Dengan demikian, lesi obat hati, yang disebabkan oleh asupan agen antibakteri, adalah masalah aktual hepatologi modern, yang membutuhkan diagnosis dan pengobatan tepat waktu.
Pencegahan reaksi hepatotoksik yang diproyeksikan harus dilakukan dengan penugasan diferensial dari agen hepatoprotektif, yang merupakan metode yang efektif untuk mengurangi risiko pengembangan hepatitis yang diinduksi obat.
Salah satu antibiotik yang paling efektif dengan profil keamanan tinggi dalam hal hepatotoksisitas adalah azithromycin macrolide (Sumamed, Pliva, Croatia).

  • Nomor:
  • 7 April - Ruang Terapi Umum

STATUS UNTUK TEMA

Meskipun perkembangan pesat hepatologi dan pencapaian beberapa tahun terakhir, terutama dalam pengobatan virus hepatitis C kronis (CVHS), pentingnya terapi hepatoprotektif belum berkurang sama sekali. Hal ini terutama disebabkan oleh fakta bahwa penyembuhan untuk virus hepatitis sama sekali tidak berarti penghapusan risiko yang terkait dengan kehadiran fibrosis dan sirosis parah (CP) pada beberapa pasien, atau penyakit hati berlemak yang bersamaan..

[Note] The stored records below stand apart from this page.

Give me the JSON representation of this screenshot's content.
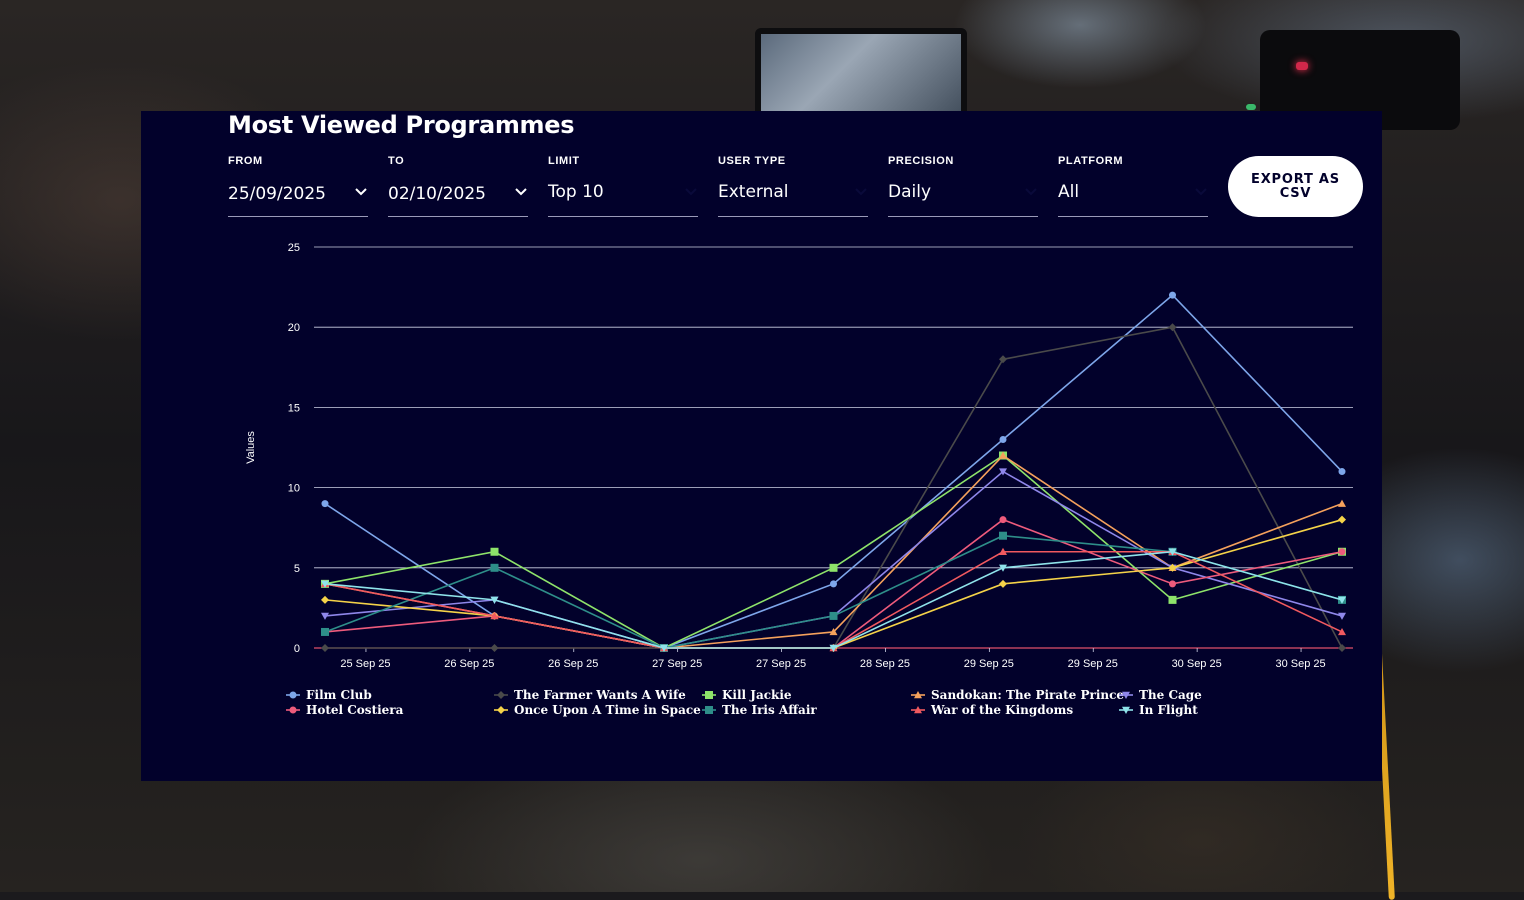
{
  "page": {
    "title": "Most Viewed Programmes"
  },
  "filters": {
    "from": {
      "label": "FROM",
      "value": "25/09/2025"
    },
    "to": {
      "label": "TO",
      "value": "02/10/2025"
    },
    "limit": {
      "label": "LIMIT",
      "value": "Top 10"
    },
    "user_type": {
      "label": "USER TYPE",
      "value": "External"
    },
    "precision": {
      "label": "PRECISION",
      "value": "Daily"
    },
    "platform": {
      "label": "PLATFORM",
      "value": "All"
    }
  },
  "export": {
    "label": "EXPORT AS CSV"
  },
  "icons": {
    "dropdown": "chevron-down-icon"
  },
  "chart_data": {
    "type": "line",
    "ylabel": "Values",
    "xlabel": "",
    "ylim": [
      0,
      25
    ],
    "yticks": [
      0,
      5,
      10,
      15,
      20,
      25
    ],
    "x_tick_labels": [
      "25 Sep 25",
      "26 Sep 25",
      "26 Sep 25",
      "27 Sep 25",
      "27 Sep 25",
      "28 Sep 25",
      "29 Sep 25",
      "29 Sep 25",
      "30 Sep 25",
      "30 Sep 25"
    ],
    "x_tick_count": 10,
    "x_points": 7,
    "grid": "horizontal",
    "legend_position": "bottom",
    "series": [
      {
        "name": "Film Club",
        "color": "#7ea6ea",
        "marker": "circle",
        "values": [
          9,
          2,
          0,
          4,
          13,
          22,
          11
        ]
      },
      {
        "name": "The Farmer Wants A Wife",
        "color": "#4a4a4a",
        "marker": "diamond",
        "values": [
          0,
          0,
          0,
          0,
          18,
          20,
          0
        ]
      },
      {
        "name": "Kill Jackie",
        "color": "#8ee36a",
        "marker": "square",
        "values": [
          4,
          6,
          0,
          5,
          12,
          3,
          6
        ]
      },
      {
        "name": "Sandokan: The Pirate Prince",
        "color": "#f5a15c",
        "marker": "triangle",
        "values": [
          4,
          2,
          0,
          1,
          12,
          5,
          9
        ]
      },
      {
        "name": "The Cage",
        "color": "#8f87ea",
        "marker": "triangle-down",
        "values": [
          2,
          3,
          0,
          2,
          11,
          5,
          2
        ]
      },
      {
        "name": "Hotel Costiera",
        "color": "#ee5b7c",
        "marker": "circle",
        "values": [
          1,
          2,
          0,
          0,
          8,
          4,
          6
        ]
      },
      {
        "name": "Once Upon A Time in Space",
        "color": "#f5d349",
        "marker": "diamond",
        "values": [
          3,
          2,
          0,
          0,
          4,
          5,
          8
        ]
      },
      {
        "name": "The Iris Affair",
        "color": "#2e8e89",
        "marker": "square",
        "values": [
          1,
          5,
          0,
          2,
          7,
          6,
          3
        ]
      },
      {
        "name": "War of the Kingdoms",
        "color": "#f0595f",
        "marker": "triangle",
        "values": [
          4,
          2,
          0,
          0,
          6,
          6,
          1
        ]
      },
      {
        "name": "In Flight",
        "color": "#8fe3ea",
        "marker": "triangle-down",
        "values": [
          4,
          3,
          0,
          0,
          5,
          6,
          3
        ]
      }
    ]
  }
}
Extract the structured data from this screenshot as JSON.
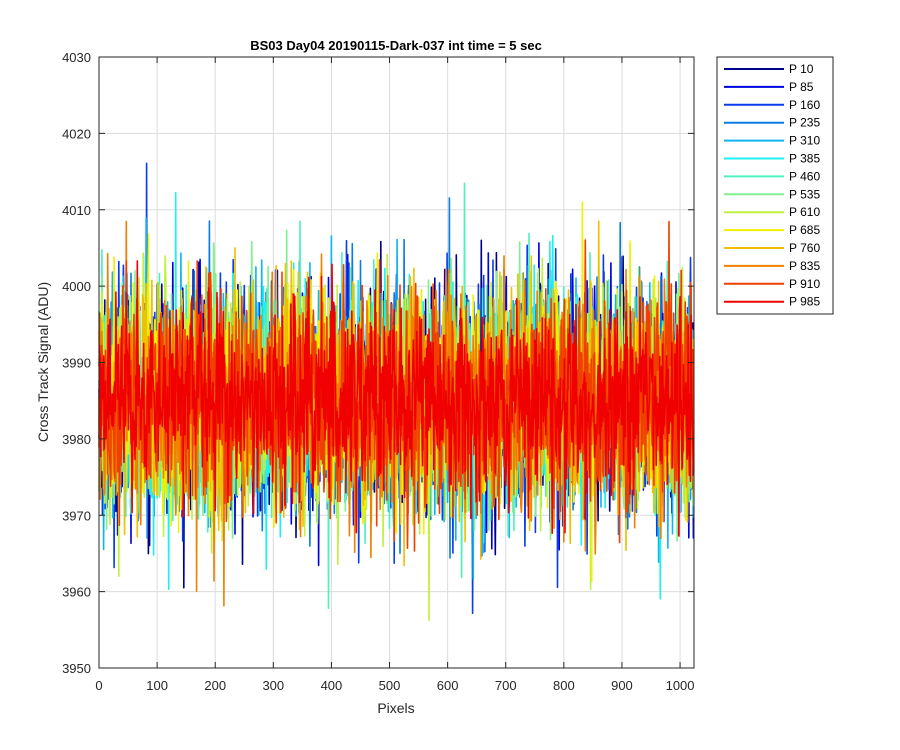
{
  "chart_data": {
    "type": "line",
    "title": "BS03 Day04 20190115-Dark-037 int time = 5 sec",
    "xlabel": "Pixels",
    "ylabel": "Cross Track Signal (ADU)",
    "xlim": [
      0,
      1024
    ],
    "ylim": [
      3950,
      4030
    ],
    "xticks": [
      0,
      100,
      200,
      300,
      400,
      500,
      600,
      700,
      800,
      900,
      1000
    ],
    "yticks": [
      3950,
      3960,
      3970,
      3980,
      3990,
      4000,
      4010,
      4020,
      4030
    ],
    "grid": true,
    "legend_position": "outside-top-right",
    "n_points": 1024,
    "series": [
      {
        "name": "P 10",
        "color": "#00008f",
        "mean": 3985,
        "spread": 7.0
      },
      {
        "name": "P 85",
        "color": "#0000e0",
        "mean": 3985,
        "spread": 7.0
      },
      {
        "name": "P 160",
        "color": "#0a3ee8",
        "mean": 3985,
        "spread": 7.0
      },
      {
        "name": "P 235",
        "color": "#0a7ee0",
        "mean": 3985,
        "spread": 7.0
      },
      {
        "name": "P 310",
        "color": "#10b4f0",
        "mean": 3985,
        "spread": 7.0
      },
      {
        "name": "P 385",
        "color": "#1ef0f0",
        "mean": 3985,
        "spread": 7.0
      },
      {
        "name": "P 460",
        "color": "#4ef0c0",
        "mean": 3985,
        "spread": 7.0
      },
      {
        "name": "P 535",
        "color": "#80f090",
        "mean": 3985,
        "spread": 7.0
      },
      {
        "name": "P 610",
        "color": "#c0f040",
        "mean": 3985,
        "spread": 7.0
      },
      {
        "name": "P 685",
        "color": "#f0f000",
        "mean": 3985,
        "spread": 7.0
      },
      {
        "name": "P 760",
        "color": "#f0c000",
        "mean": 3985,
        "spread": 7.0
      },
      {
        "name": "P 835",
        "color": "#f08000",
        "mean": 3985,
        "spread": 7.0
      },
      {
        "name": "P 910",
        "color": "#f04000",
        "mean": 3985,
        "spread": 7.0
      },
      {
        "name": "P 985",
        "color": "#f00000",
        "mean": 3985,
        "spread": 6.0
      }
    ]
  }
}
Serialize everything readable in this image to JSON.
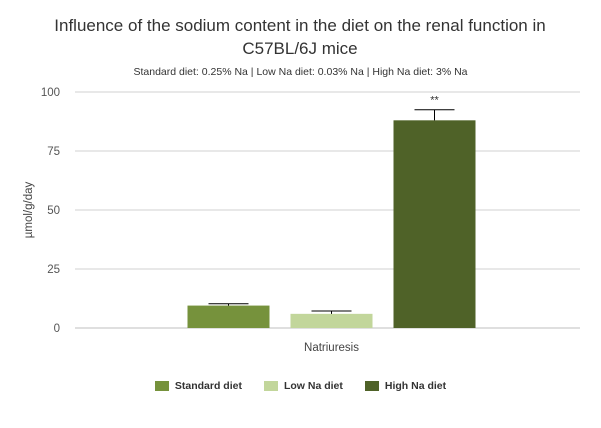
{
  "chart_data": {
    "type": "bar",
    "title": "Influence of the sodium content in the diet on the renal function in C57BL/6J mice",
    "subtitle": "Standard diet: 0.25% Na | Low Na diet: 0.03% Na | High Na diet: 3% Na",
    "xlabel": "",
    "ylabel": "µmol/g/day",
    "ylim": [
      0,
      100
    ],
    "yticks": [
      "0",
      "25",
      "50",
      "75",
      "100"
    ],
    "categories": [
      "Natriuresis"
    ],
    "grid": true,
    "legend_position": "bottom",
    "series": [
      {
        "name": "Standard diet",
        "values": [
          9.5
        ],
        "error": [
          0.8
        ],
        "color": "#76923c"
      },
      {
        "name": "Low Na diet",
        "values": [
          6
        ],
        "error": [
          1.2
        ],
        "color": "#c2d69b"
      },
      {
        "name": "High Na diet",
        "values": [
          88
        ],
        "error": [
          4.5
        ],
        "color": "#4f6228",
        "annotation": "**"
      }
    ]
  }
}
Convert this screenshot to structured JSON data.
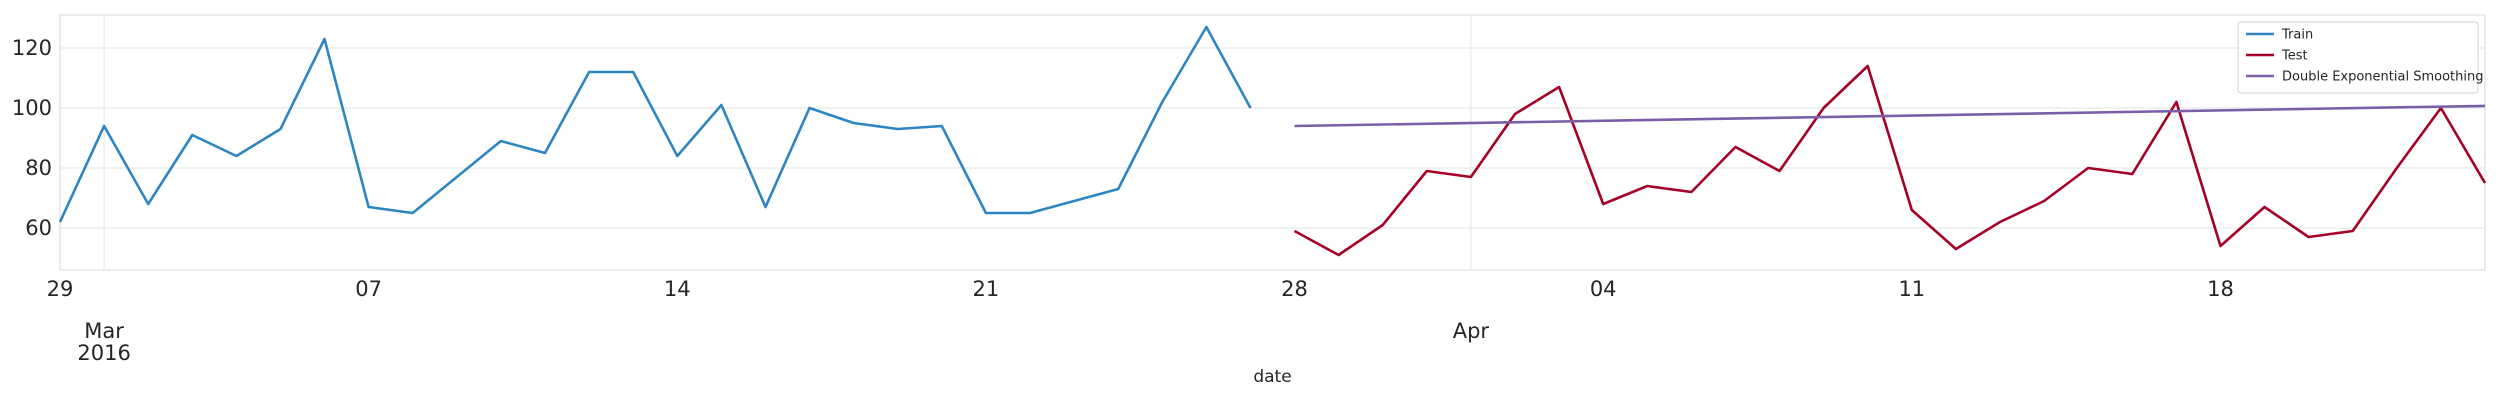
{
  "chart_data": {
    "type": "line",
    "xlabel": "date",
    "ylabel": "",
    "ylim": [
      46,
      131
    ],
    "xlim": [
      "2016-02-29",
      "2016-04-24"
    ],
    "grid": true,
    "legend_position": "top-right",
    "y_ticks": [
      60,
      80,
      100,
      120
    ],
    "x_ticks": [
      {
        "date": "2016-02-29",
        "label": "29"
      },
      {
        "date": "2016-03-07",
        "label": "07"
      },
      {
        "date": "2016-03-14",
        "label": "14"
      },
      {
        "date": "2016-03-21",
        "label": "21"
      },
      {
        "date": "2016-03-28",
        "label": "28"
      },
      {
        "date": "2016-04-04",
        "label": "04"
      },
      {
        "date": "2016-04-11",
        "label": "11"
      },
      {
        "date": "2016-04-18",
        "label": "18"
      }
    ],
    "month_ticks": [
      {
        "date": "2016-03-01",
        "label": "Mar",
        "sublabel": "2016"
      },
      {
        "date": "2016-04-01",
        "label": "Apr",
        "sublabel": ""
      }
    ],
    "series": [
      {
        "name": "Train",
        "color": "#2e86c1",
        "x": [
          "2016-02-29",
          "2016-03-01",
          "2016-03-02",
          "2016-03-03",
          "2016-03-04",
          "2016-03-05",
          "2016-03-06",
          "2016-03-07",
          "2016-03-08",
          "2016-03-09",
          "2016-03-10",
          "2016-03-11",
          "2016-03-12",
          "2016-03-13",
          "2016-03-14",
          "2016-03-15",
          "2016-03-16",
          "2016-03-17",
          "2016-03-18",
          "2016-03-19",
          "2016-03-20",
          "2016-03-21",
          "2016-03-22",
          "2016-03-23",
          "2016-03-24",
          "2016-03-25",
          "2016-03-26",
          "2016-03-27"
        ],
        "values": [
          62,
          94,
          68,
          91,
          84,
          93,
          123,
          67,
          65,
          77,
          89,
          85,
          112,
          112,
          84,
          101,
          67,
          100,
          95,
          93,
          94,
          65,
          65,
          69,
          73,
          102,
          127,
          100
        ]
      },
      {
        "name": "Test",
        "color": "#a50026",
        "x": [
          "2016-03-28",
          "2016-03-29",
          "2016-03-30",
          "2016-03-31",
          "2016-04-01",
          "2016-04-02",
          "2016-04-03",
          "2016-04-04",
          "2016-04-05",
          "2016-04-06",
          "2016-04-07",
          "2016-04-08",
          "2016-04-09",
          "2016-04-10",
          "2016-04-11",
          "2016-04-12",
          "2016-04-13",
          "2016-04-14",
          "2016-04-15",
          "2016-04-16",
          "2016-04-17",
          "2016-04-18",
          "2016-04-19",
          "2016-04-20",
          "2016-04-21",
          "2016-04-22",
          "2016-04-23",
          "2016-04-24"
        ],
        "values": [
          59,
          51,
          61,
          79,
          77,
          98,
          107,
          68,
          74,
          72,
          87,
          79,
          100,
          114,
          66,
          53,
          62,
          69,
          80,
          78,
          102,
          54,
          67,
          57,
          59,
          80,
          100,
          75
        ]
      },
      {
        "name": "Double Exponential Smoothing",
        "color": "#7b5ea7",
        "x": [
          "2016-03-28",
          "2016-04-24"
        ],
        "values": [
          94,
          100.7
        ]
      }
    ]
  }
}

Hepatotoksisitas: definisi, manifestasi, contoh zat yang mempengaruhi hati

Tindakan hepatotoksik adalah kemampuan senyawa kimia untuk secara negatif mempengaruhi fungsi dan struktur anatomi jaringan hati. Di dunia di sekitar kita ada sejumlah besar zat yang dalam satu atau lain cara mempengaruhi parenkim hati.

Namun, hanya senyawa-senyawa yang dianggap hepatotoksik, ambang sensitivitas hepatosit yang lebih rendah daripada zat lain. Alifatik, halogen, sianida, logam dan garamnya, racun bakteri dan virus, sebagian besar obat memengaruhi organ.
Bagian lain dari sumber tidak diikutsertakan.